Ray KURZWEIL. The Singularity Is Nearer: When We Merge With AI. New York: Viking, 2024. Pp. 419 + xii. NP. ISBN 9780399562761. Reviewed by Calvin MERCER, East Carolina University, Greenville, NC 27858.
Ray Kurzweil, acclaimed inventor and honored with the prestigious US National Medal of Technology and Innovation, is arguably the leading theoretician and proponent of transhumanism, an intellectual and cultural movement advocating the use of a wide range of increasingly powerful technologies to radically enhance humans. Currently Principal Researcher and AI Visionary at Google, Kurzweil is in a position, with access to vast resources and an expert support team, to forward transhumanist agendas.
The current book is a sequel of sorts to his influential 2005 The Singularity is Near: When Humans Transcend Biology. Although nearly two decades old, that first book is still the best presentation of Kruzweil’s grand vision of the six epochs of our story on Earth—physics and chemistry, biology and DNA, brains, technology, merger of human technology with human intelligence, and the universe wakes up (intelligence saturates matter).
In the new book’s first chapter, titled “Where Are We in the Six Stages?” Kurzweil says humans are in the fourth epoch (technology) but on the cusp of the fifth epoch (merging technology with human intelligence). The beginning of the fifth epoch will be marked by AI passing the Turing test (machine intelligence indistinguishable from human intelligence), which Kurzweil has long (since 1999) predicted to happen by 2029.
Kurzweil gives some attention to the economic, medical, political, social, and other implications of the exponential growth of potent technologies. Two topics with significant religious implications are radical human enhancement and advanced AI/superintelligence. I am not competent to judge Kurzweil’s technological accuracy and predictions. I will reflect on religious and theological implications.
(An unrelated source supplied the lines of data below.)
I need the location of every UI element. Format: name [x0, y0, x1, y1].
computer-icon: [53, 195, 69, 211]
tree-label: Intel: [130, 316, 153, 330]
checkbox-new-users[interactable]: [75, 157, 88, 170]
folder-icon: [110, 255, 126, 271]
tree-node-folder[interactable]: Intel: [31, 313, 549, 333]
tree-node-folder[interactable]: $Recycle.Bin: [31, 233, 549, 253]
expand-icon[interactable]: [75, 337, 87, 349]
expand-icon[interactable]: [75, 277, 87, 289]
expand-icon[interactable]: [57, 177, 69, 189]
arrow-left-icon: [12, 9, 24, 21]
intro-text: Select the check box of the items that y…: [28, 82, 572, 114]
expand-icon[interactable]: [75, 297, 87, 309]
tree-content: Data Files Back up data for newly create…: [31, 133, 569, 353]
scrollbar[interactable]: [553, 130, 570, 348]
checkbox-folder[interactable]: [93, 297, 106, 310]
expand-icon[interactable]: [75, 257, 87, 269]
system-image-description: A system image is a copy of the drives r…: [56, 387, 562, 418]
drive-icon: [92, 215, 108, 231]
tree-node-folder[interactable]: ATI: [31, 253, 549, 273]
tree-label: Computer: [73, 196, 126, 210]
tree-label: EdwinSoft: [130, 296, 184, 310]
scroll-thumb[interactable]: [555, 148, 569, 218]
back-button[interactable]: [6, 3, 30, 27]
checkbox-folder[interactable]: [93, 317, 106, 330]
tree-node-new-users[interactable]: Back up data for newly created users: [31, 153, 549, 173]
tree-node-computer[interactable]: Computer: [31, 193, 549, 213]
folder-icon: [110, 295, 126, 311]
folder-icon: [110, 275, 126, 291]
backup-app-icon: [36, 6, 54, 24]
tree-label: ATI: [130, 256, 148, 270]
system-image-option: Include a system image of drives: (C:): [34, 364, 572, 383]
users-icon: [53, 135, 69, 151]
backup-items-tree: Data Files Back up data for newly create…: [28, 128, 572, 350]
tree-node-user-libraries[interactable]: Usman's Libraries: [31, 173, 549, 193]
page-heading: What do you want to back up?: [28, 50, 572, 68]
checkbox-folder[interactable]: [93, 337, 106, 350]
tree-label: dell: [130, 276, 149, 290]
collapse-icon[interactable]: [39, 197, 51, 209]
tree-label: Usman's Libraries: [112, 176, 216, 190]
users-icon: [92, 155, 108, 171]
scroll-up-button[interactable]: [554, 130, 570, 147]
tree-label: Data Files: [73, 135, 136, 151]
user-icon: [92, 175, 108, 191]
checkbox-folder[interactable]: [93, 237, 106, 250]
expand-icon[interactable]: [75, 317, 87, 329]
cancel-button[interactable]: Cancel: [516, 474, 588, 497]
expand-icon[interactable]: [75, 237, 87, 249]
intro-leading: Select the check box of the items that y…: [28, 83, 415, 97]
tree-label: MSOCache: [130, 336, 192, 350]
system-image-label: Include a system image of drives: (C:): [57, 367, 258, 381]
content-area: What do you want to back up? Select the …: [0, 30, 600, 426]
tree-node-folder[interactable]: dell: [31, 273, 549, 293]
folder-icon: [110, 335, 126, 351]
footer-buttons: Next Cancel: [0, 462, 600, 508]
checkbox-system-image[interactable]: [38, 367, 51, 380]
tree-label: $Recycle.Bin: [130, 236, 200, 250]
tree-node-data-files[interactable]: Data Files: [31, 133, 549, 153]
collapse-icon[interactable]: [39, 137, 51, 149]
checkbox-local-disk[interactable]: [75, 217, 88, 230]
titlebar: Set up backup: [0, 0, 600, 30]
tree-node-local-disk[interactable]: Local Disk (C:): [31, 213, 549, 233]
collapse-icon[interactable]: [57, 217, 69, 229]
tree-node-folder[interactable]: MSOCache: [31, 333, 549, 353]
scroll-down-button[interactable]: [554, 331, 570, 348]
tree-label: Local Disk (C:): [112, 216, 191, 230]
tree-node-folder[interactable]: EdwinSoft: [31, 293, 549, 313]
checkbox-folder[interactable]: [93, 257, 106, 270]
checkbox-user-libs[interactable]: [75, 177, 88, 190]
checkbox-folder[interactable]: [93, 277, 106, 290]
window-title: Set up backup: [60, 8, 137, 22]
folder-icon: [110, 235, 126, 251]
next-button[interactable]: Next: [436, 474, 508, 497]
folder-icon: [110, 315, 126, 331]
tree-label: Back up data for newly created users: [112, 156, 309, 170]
Radical enhancement via innovative therapies and technologies can be located in five categories: physical, cognitive, affective, moral, and spiritual. Superlongevity, also called radical life extension, is the physical enhancement long receiving the most attention. Kurzweil’s prediction, much too optimistic for some others who also think superlongevity is coming, is that the 2030s will see humans transcending, by nanotechnology especially, the limitations of our biology.
Superlongevity or “practical immortality” raises theological issues. Life extension for Kruzweil can include cyber existence, which has led to intense discussions about the role of physicality, revisioning death, and the meaning of life. Religion scholars and theologians disagree on these topics, but generally agree that longevity per se is a misguided goal if not accompanied by a commitment to quality of life.
Artificial General Intelligence (AGI) is machine intelligence that achieves general human intelligence. The debate for decades was whether this was possible; the question has now shifted to when it will occur. As noted earlier, Kurzweil forecasts AGI before the end of this decade. Theologically, AGI puts center stage the question of personhood or, in the biblical tradition, image of God. Artificial intelligence that mimics human-level intelligence will not necessarily be housed in a metal box. With robotics and tissue engineering, e.g., the AGI may be hard to distinguish from a human being.
A second topic, superintelligence, is when AI that mimics human intelligence moves far beyond that, generating “Singularity.” Kurzweil predicts Singularity around 2045 and describes it this way: “Freed from the enclosure of our skulls, and processing on a substrate millions of times faster than biological tissue, our minds will be empowered to grow exponentially, ultimately expanding our intelligence millions-fold.” (73) This will be, quoting from his earlier book, “… a future period during which the pace of technological change will be so rapid, its impact so deep, that human life will be irreversibly transformed.” (7)
From the perspective of monotheistic faith traditions, superintelligence dances around the attributes of deity. Connected to the internet (think omniscience) and with agency in the world via robotics (think omnipotence), the question becomes whether superintelligence will do good or foster mischief. Are we creating “God” or “Devil” in the computer lab? Kurzweil, with many others, recognizes both promise and peril, hence efforts to value-load newer generations of AI in ways that make it benevolent.
Radical enhancement and superintelligence, along with all transhumanist programs, raise questions about social justice, a concern of many people of faith. Will these programs, even if beneficial, be accessible by only the wealthy and powerful? Kurzweil argues from the history of technology that costs and accessibility are only initially problematic for the general population, and then costs decrease and availability increases.
The Singularity is Nearer is plenty technical, but not overly so. Kurzweil is skilled at explaining complicated technology in lay language. His chapter on consciousness is an excellent summary of this difficult topic and its significance for advanced AI.
Kurzweil is controversial, and his ideas are debatable. That said, he is an influential futurist, and this book is a must-read for anyone staying abreast of conversation about our technological future and the evolution of our species.